Mein lieber, lieber Ernst!                                    Konstanz, 21. Oktober 1940

Vorher habe ich Deinen ersten Brief bekommen. Ich freue mich ja so. Wenn Du nun nicht mehr hier sein kannst, da ist solch Brief doch ein lieber Gruß.
Als ich den Brief bekam, heiterte sich zum ersten Mal wieder der Himmel auf.  Es war, als wollte sich alles mit mir freuen.  Du brauchst um mich keine Angst zu haben. Ich halte den Kopf schon hoch. Wenn es auch manchmal schwer fällt. Aber ich bin doch Deine Frau und will Dir doch nur Freude machen. 
Heute Nachmittag will ich noch im Garten schaffen, da gerade so gutes Wetter ist. 
Beim Zahnarzt war ich heute früh auch schon. Es ist eine Einlage gemacht worden. Die Plombe muß schon längere Zeit locker gewesen sein, da hat sich drunter und am Zahn daneben ein neuer Defekt gebildet. Am Mittwoch muß ich wieder hinkommen. 
Von mir wirst Du ja inzwischen auch schon Briefe erhalt en haben. An die Eltern muß ich auch bald mal schreiben, ebenso an Siegfried, von dem ich heute eine Karte aus Pößneck, ihrem neuen Abstellort, erhielt. Heute bringt Jörg ausnahmsweise einmal den Brief nach der Petershauser Post, damit ich noch schaffen kann. Er ist ganz stolz drauf, daß ich ihm den Brief anvertraue.

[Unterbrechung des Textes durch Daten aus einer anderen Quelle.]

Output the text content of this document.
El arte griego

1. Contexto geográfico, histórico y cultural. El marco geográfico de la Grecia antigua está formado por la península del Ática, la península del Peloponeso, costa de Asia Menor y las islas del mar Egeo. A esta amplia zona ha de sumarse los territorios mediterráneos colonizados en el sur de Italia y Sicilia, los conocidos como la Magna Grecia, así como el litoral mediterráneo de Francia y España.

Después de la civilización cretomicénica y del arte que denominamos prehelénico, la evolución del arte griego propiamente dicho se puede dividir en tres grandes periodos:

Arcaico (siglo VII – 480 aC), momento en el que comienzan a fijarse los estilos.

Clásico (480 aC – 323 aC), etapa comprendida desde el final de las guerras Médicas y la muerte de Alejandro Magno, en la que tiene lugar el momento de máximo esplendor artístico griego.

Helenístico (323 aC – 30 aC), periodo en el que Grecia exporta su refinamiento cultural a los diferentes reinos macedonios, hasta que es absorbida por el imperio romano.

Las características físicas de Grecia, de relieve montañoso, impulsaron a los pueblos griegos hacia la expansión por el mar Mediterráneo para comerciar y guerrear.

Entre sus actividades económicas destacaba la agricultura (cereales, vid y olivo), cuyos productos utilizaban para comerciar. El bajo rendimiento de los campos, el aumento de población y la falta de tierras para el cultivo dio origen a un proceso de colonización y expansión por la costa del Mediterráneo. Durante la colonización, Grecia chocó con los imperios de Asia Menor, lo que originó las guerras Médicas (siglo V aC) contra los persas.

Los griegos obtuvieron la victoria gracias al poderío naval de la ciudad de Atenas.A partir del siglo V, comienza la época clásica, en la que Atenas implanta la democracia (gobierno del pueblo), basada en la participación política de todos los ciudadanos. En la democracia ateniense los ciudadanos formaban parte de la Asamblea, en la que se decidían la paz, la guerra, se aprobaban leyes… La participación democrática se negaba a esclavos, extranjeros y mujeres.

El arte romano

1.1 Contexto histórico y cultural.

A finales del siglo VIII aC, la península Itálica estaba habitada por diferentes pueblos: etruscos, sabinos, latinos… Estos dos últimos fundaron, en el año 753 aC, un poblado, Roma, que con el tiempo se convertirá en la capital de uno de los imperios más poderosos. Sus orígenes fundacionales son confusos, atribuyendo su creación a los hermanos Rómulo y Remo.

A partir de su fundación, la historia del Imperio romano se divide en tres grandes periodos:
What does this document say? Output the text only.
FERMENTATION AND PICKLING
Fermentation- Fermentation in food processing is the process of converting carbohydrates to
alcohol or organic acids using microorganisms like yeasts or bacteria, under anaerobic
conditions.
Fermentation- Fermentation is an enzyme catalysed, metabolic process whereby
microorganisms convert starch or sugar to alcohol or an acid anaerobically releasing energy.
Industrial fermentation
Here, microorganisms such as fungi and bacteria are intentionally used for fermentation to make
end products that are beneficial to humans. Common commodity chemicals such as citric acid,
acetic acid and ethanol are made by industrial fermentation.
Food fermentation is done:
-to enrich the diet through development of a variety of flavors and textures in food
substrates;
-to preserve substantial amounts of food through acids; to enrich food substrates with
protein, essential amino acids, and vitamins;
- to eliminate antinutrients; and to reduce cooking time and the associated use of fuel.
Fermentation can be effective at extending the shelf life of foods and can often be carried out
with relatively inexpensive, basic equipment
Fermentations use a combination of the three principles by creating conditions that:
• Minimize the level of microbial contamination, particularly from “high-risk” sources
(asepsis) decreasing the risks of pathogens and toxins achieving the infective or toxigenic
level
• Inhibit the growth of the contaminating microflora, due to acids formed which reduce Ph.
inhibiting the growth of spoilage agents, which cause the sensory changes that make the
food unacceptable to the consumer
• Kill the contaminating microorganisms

Es ist nicht viel, was ich Dir heute schreibe, aber Du wirst mir deshalb nicht böse sein. Der Tag ist jetzt doch so schnell vorbei, und da kann man im Garten gar nicht solange arbeiten.
Ich denke immer an Dich, lieber Ernst, und grüße und küsse Dich recht herzlich. Deine Annie.